The same applies to other layers of application. Testing the repository layer, or mapping layer with such an approach usually will not pay off. The result will be similar to the CRUD application. Technical tests in these layers are perfectly fine because they mostly focus on how to do things. Business tests are related to what you want to do instead of how.

tldr;

You can hide many technical details, (for example, object creation, database technical structure, etc.) with Kotlin’s extension functions. It can increase readability at the expense of helpers’ code to maintain. You emphasize what is important to the test and hide what is only a technical detail.
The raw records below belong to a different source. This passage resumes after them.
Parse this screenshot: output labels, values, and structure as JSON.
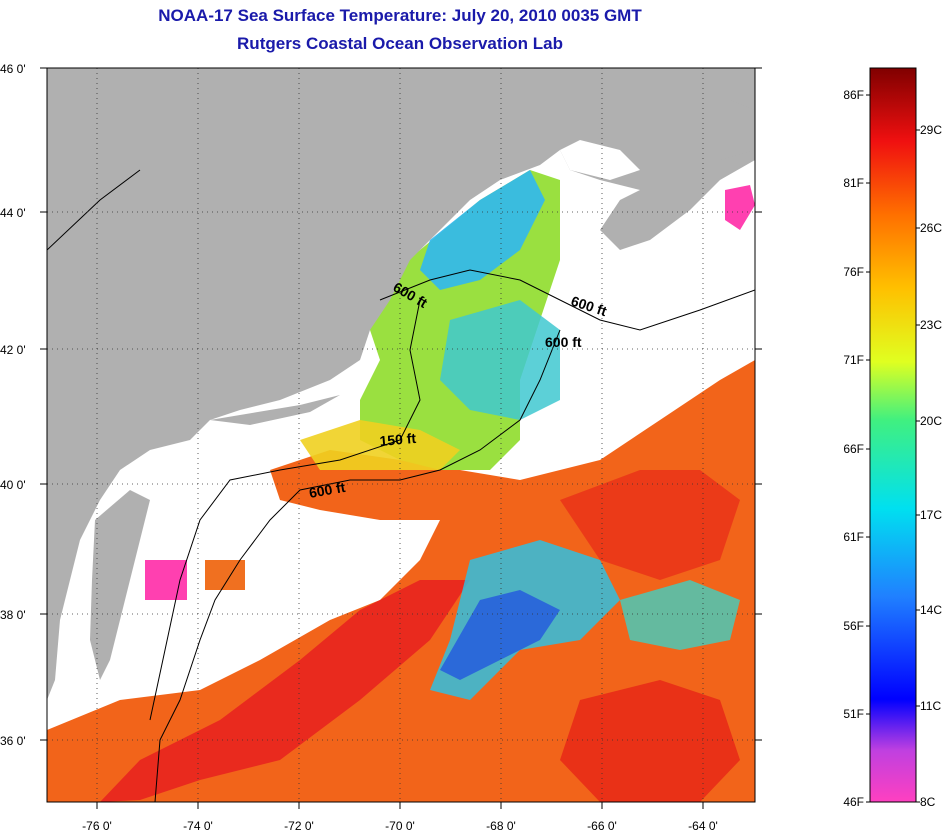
{
  "title": {
    "line1": "NOAA-17 Sea Surface Temperature:  July 20, 2010 0035 GMT",
    "line2": "Rutgers Coastal Ocean Observation Lab"
  },
  "map": {
    "lat_labels": [
      "46 0'",
      "44 0'",
      "42 0'",
      "40 0'",
      "38 0'",
      "36 0'"
    ],
    "lon_labels": [
      "-76 0'",
      "-74 0'",
      "-72 0'",
      "-70 0'",
      "-68 0'",
      "-66 0'",
      "-64 0'"
    ],
    "depth_labels": [
      "600 ft",
      "600 ft",
      "600 ft",
      "150 ft",
      "600 ft"
    ],
    "colors": {
      "land": "#b0b0b0",
      "cloud": "#ffffff",
      "warm": "#f06010",
      "hot": "#e81818",
      "mid": "#f0c020",
      "cool": "#40c8e0",
      "cold": "#2050e0",
      "frame": "#000000"
    }
  },
  "colorbar": {
    "fahrenheit": [
      "86F",
      "81F",
      "76F",
      "71F",
      "66F",
      "61F",
      "56F",
      "51F",
      "46F"
    ],
    "celsius": [
      "29C",
      "26C",
      "23C",
      "20C",
      "17C",
      "14C",
      "11C",
      "8C"
    ],
    "range_f": [
      46,
      88
    ],
    "range_c": [
      8,
      31
    ]
  }
}
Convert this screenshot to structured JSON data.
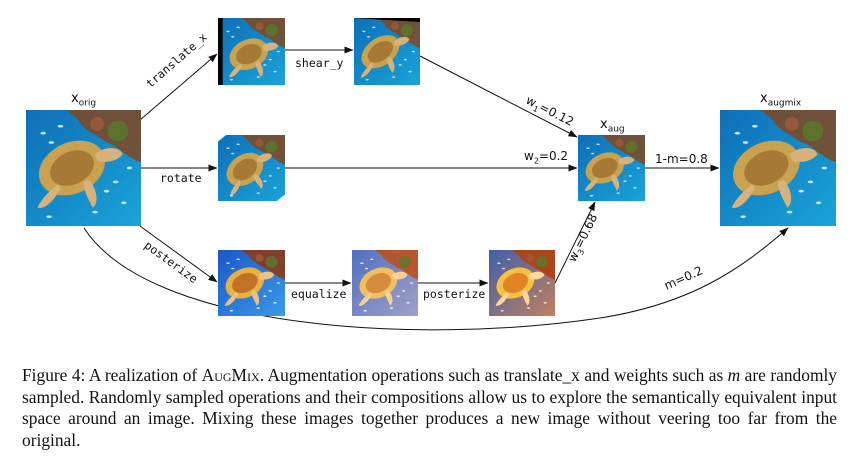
{
  "nodes": {
    "x_orig": {
      "base": "x",
      "sub": "orig"
    },
    "x_aug": {
      "base": "x",
      "sub": "aug"
    },
    "x_augmix": {
      "base": "x",
      "sub": "augmix"
    }
  },
  "ops": {
    "translate_x": "translate_x",
    "shear_y": "shear_y",
    "rotate": "rotate",
    "posterize_1": "posterize",
    "equalize": "equalize",
    "posterize_2": "posterize"
  },
  "weights": {
    "w1": {
      "base": "w",
      "sub": "1",
      "value": "=0.12"
    },
    "w2": {
      "base": "w",
      "sub": "2",
      "value": "=0.2"
    },
    "w3": {
      "base": "w",
      "sub": "3",
      "value": "=0.68"
    },
    "one_minus_m": "1-m=0.8",
    "m": "m=0.2"
  },
  "caption": {
    "prefix": "Figure 4: A realization of ",
    "method": "AugMix",
    "rest1": ". Augmentation operations such as translate_x and weights such as ",
    "m_symbol": "m",
    "rest2": " are randomly sampled. Randomly sampled operations and their compositions allow us to explore the semantically equivalent input space around an image. Mixing these images together produces a new image without veering too far from the original."
  },
  "image_description": "underwater photo of a sea turtle swimming over coral reef with fish"
}
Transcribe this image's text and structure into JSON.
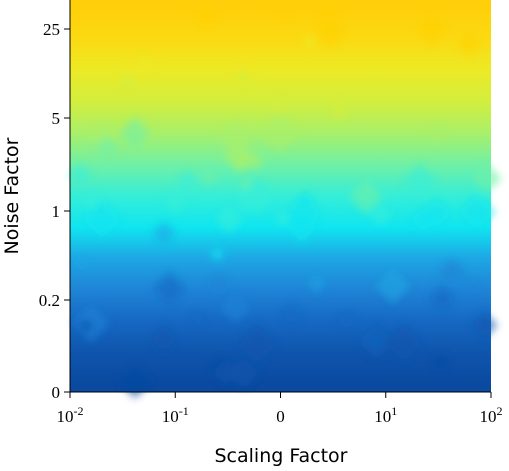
{
  "chart_data": {
    "type": "heatmap",
    "xlabel": "Scaling Factor",
    "ylabel": "Noise Factor",
    "x_ticks": [
      {
        "base": "10",
        "exp": "-2"
      },
      {
        "base": "10",
        "exp": "-1"
      },
      {
        "base": "0",
        "exp": ""
      },
      {
        "base": "10",
        "exp": "1"
      },
      {
        "base": "10",
        "exp": "2"
      }
    ],
    "y_ticks": [
      "0",
      "0.2",
      "1",
      "5",
      "25"
    ],
    "colormap": [
      "#0d47a8",
      "#1a6fd0",
      "#1fa0e2",
      "#12e8ee",
      "#5ef0b0",
      "#b5f060",
      "#e8ee2a",
      "#ffd10a"
    ],
    "rows": [
      {
        "level": 0.02,
        "color": "#0a4aa0"
      },
      {
        "level": 0.1,
        "color": "#0f55ad"
      },
      {
        "level": 0.18,
        "color": "#1668c2"
      },
      {
        "level": 0.26,
        "color": "#1f84d6"
      },
      {
        "level": 0.34,
        "color": "#1ea6e4"
      },
      {
        "level": 0.42,
        "color": "#10e5f0"
      },
      {
        "level": 0.5,
        "color": "#35eed8"
      },
      {
        "level": 0.58,
        "color": "#70f0a6"
      },
      {
        "level": 0.66,
        "color": "#a8f06a"
      },
      {
        "level": 0.74,
        "color": "#d2ee3e"
      },
      {
        "level": 0.82,
        "color": "#ecea26"
      },
      {
        "level": 0.9,
        "color": "#fbda12"
      },
      {
        "level": 0.98,
        "color": "#ffd00a"
      }
    ]
  }
}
You show what you want to achieve, and you hide how you achieve it.

You use the same terms in tests as business people, which helps with communication later. 

You use terms on a similar abstraction level, which makes tests more consistent and understandable.

You will get the most value from this approach when you have large service layer with many business processes implemented there. Usually, you will not achieve much with this approach in CRUD applications or when testing technical layers.